Der Hype um das unter dem Marketing-Begriff >Web 2.0< verdichtete Phaenomen einer neuen Netzwerk-Kultur hat sich gelegt. Nach dem Ende der Euphorie um >user generated content< und dem Beginn der Erholung von der medialen Selbst-Narkosis tritt die kritische Auseinandersetzung mit den hauptsaechlich positiv konnotierten Entwicklungen des Mitmach-Web in den Vordergrund.
Eine entsprechend aktuelle Analyse bietet der juengst bei transcript erschienene Titel >Amateure im Netz. Selbstmanagement und Wissenstechnik im Web 2.0< des oesterreichischen Medientheoretikers Ramon Reichert.
Der Fokus des Werks liegt ueberraschend weniger auf Sezierung des aktuellen Dispositivs medialer Wissensformen als vielmehr deren sozio-oekonomischer Durchdringung. Reichert macht in diesem Kontext eine zunehmende Verschiebung unternehmerischen Handels in die privaten Sphaere der Amateure aus. Ueberzeugend ist hier das Argument einer Bewerbungskultur im Privaten. Laengst sind die aus dem Arbeitsleben bekannte Selbstbeobachtung und -vermarktung auf den persoenlichen Profilseiten der Web 2.0 Portale wie Xing, Facebook und StudiVZ angekommen. Teilnahme wird hier zur andauernden Bewerbung – um Bekanntschaften, Freunde, Anerkennung, Sinn.
Drastischer faellt die Untersuchung der Wikipedia-Gemeinschaft aus. Reichert vergleicht hier Schlagworte moderner Management-Theorien mit den Strukturen der mit Abstand groessten kollaborativen Plattform dieser Art. >Wikipedia als Protagonist des Netzwerkkapitalismus< mag somit zunaechst ueberraschen.

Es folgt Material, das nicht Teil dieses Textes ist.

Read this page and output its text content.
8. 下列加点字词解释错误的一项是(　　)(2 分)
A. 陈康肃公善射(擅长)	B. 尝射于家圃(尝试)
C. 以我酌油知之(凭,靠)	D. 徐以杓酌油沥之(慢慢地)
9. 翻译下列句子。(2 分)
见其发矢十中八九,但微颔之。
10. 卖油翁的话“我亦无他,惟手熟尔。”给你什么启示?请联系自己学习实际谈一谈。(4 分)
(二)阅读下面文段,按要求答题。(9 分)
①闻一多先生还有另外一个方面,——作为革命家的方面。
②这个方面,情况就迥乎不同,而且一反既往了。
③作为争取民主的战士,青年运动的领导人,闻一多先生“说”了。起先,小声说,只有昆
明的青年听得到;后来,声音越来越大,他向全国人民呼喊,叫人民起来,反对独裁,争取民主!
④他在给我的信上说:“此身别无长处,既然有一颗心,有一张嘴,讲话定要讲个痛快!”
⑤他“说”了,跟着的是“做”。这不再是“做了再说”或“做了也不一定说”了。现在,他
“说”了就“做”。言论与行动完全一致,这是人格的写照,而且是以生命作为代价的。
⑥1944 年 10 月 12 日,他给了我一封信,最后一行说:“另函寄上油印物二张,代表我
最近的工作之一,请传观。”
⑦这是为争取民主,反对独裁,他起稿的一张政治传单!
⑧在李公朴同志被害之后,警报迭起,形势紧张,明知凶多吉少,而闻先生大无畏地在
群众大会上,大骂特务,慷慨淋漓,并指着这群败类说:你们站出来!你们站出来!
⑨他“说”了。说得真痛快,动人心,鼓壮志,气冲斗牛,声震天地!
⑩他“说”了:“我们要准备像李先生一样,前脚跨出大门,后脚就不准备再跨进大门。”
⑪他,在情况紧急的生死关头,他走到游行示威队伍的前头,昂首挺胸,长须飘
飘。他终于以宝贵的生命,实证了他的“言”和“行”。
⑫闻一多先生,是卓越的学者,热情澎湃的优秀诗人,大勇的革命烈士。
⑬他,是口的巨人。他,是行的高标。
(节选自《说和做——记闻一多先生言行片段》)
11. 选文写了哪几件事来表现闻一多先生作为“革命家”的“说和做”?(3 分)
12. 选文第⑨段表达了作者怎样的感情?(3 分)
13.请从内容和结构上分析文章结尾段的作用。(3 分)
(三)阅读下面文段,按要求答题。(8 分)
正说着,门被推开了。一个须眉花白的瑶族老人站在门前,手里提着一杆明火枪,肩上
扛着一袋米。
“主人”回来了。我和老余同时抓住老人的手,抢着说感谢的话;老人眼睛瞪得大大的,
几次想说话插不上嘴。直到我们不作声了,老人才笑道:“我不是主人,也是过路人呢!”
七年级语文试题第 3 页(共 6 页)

Im Kontext eines machttheoretischen Vergleichs im Sinne Foucaults jedoch erscheint eine kritische Offenlegung der Gemeinsamkeiten eines modernen Kapitalismus und freier Projekte als durchaus angebracht. >Amateure im Netz< bietet damit kein abschliessendes Urteil, aber einen gelungen Einstieg in die Diskussion.